By tonnage this keeps most of the signal even though it drops many small units: across the
fleet about 84% of CO2 MASS is CEMS-measured (every big baseload unit carries a monitor), and
the "estimated" units are mostly small/intermittent. The slot carries n_units vs
n_units_cems each year so the measured coverage is explicit. A wind/solar/landfill-gas plant
with metered generation but no monitored stack keeps its generation and nulls the emissions
("data is data", feedback_data_is_data_partial_coverage).
Coverage
- 2018-2022 (5 modern eGRID editions, identical unit-level schema, per-row CEMS source flags verified consistent across all five). ~13,715 plant slots.
- 2017: eGRID published no 2017 edition. Natural gap in the series, not dropped data.

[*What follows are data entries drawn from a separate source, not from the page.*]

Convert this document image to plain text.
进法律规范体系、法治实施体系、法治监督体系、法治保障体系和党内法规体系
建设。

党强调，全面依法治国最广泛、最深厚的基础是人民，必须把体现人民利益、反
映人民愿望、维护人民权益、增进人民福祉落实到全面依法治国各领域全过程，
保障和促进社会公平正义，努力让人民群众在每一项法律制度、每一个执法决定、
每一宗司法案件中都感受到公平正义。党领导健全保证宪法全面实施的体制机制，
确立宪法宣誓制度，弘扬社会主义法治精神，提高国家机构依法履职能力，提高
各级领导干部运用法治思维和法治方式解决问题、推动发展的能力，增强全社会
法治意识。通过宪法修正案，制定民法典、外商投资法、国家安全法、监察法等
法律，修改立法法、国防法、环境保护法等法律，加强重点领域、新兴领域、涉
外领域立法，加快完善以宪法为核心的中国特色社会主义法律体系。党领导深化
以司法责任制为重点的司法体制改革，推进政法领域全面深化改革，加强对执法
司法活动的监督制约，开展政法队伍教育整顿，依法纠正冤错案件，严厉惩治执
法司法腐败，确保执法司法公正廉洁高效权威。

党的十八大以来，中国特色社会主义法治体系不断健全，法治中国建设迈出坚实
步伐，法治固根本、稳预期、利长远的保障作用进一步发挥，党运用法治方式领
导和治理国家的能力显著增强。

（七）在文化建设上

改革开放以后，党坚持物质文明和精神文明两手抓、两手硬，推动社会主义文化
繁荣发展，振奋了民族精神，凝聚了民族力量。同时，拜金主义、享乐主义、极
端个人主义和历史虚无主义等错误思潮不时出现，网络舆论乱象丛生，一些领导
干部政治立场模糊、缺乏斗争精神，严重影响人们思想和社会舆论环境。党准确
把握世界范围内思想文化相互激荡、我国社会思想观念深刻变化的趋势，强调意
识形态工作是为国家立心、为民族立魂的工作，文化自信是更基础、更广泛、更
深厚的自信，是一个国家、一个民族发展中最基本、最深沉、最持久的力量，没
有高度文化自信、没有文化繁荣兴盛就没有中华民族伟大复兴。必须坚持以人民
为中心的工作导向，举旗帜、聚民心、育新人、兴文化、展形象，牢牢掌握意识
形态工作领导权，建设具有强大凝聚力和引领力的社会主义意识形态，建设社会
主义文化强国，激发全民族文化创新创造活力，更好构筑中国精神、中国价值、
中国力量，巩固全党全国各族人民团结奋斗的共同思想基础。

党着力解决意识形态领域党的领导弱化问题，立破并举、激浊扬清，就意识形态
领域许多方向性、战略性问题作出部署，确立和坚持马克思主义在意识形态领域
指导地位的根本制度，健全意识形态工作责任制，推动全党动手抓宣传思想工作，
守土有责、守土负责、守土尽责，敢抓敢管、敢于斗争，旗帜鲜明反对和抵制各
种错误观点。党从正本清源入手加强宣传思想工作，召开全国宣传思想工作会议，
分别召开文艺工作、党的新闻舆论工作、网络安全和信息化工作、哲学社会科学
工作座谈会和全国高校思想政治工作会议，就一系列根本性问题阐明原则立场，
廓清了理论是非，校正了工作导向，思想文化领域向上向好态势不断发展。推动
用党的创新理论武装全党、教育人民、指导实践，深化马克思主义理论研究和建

- 1996-2016 (deferred backfill): the historical bundle uses older split / boiler-level
schemas; the early years (1996-2012) lack the modern per-row CEMS flag, so emissions there
cannot be cleanly separated from estimates. The backfill is a follow-up requiring per-era
adapters and, for any year without a per-row flag, keeping metered generation only and
holding emissions out.
data is data: take the clean modern years now, backfill later.
Multi-source cited slot
Universal rule: each eGRID year is its own cited source (epa_egrid_2018 .. epa_egrid_2022);
a plant accretes one row per year, each attributed.
Storage
Locationdex sibling storehouse data/location_storehouse/power_plant/<orispl>.json,
file-per-slot, via the event_storehouse write + disk-rebuilt index machinery
(base_dir=location_storehouse). The build clears the kind dir before rebuild so
renamed/removed slots never linger.
Sanity check
Top CEMS-measured CO2 emitters resolve to the real US heavyweights at the right magnitudes: James H Miller Jr (AL, ~24M short tons CO2 in 2022, the single largest US power-plant emitter), Scherer (GA), Monroe (MI), Gibson (IN), Labadie (MO), Martin Lake (TX), Gen J M Gavin (OH), W A Parish (TX). Miller's low SO2 (~850-1,260 tons against ~20M+ tons CO2) correctly reflects its scrubbers.
Deferred
- 1996-2016 historical backfill (per-era adapters; generation-only where no per-row CEMS flag).
- Heat input (
HTIAN) is mostly EIA-reported rather than CAMD; left out of v1 to keep the bright line crisp around emissions. Could be carried later, clearly tagged by source. - A live edge: eGRID is an annual after-the-fact publication; the current-year edge (if wanted) would come from EPA CAMD hourly CEMS, a separate decision.
- Spatial sweep / cross-match (deferred for every Locationdex kind until one needs it).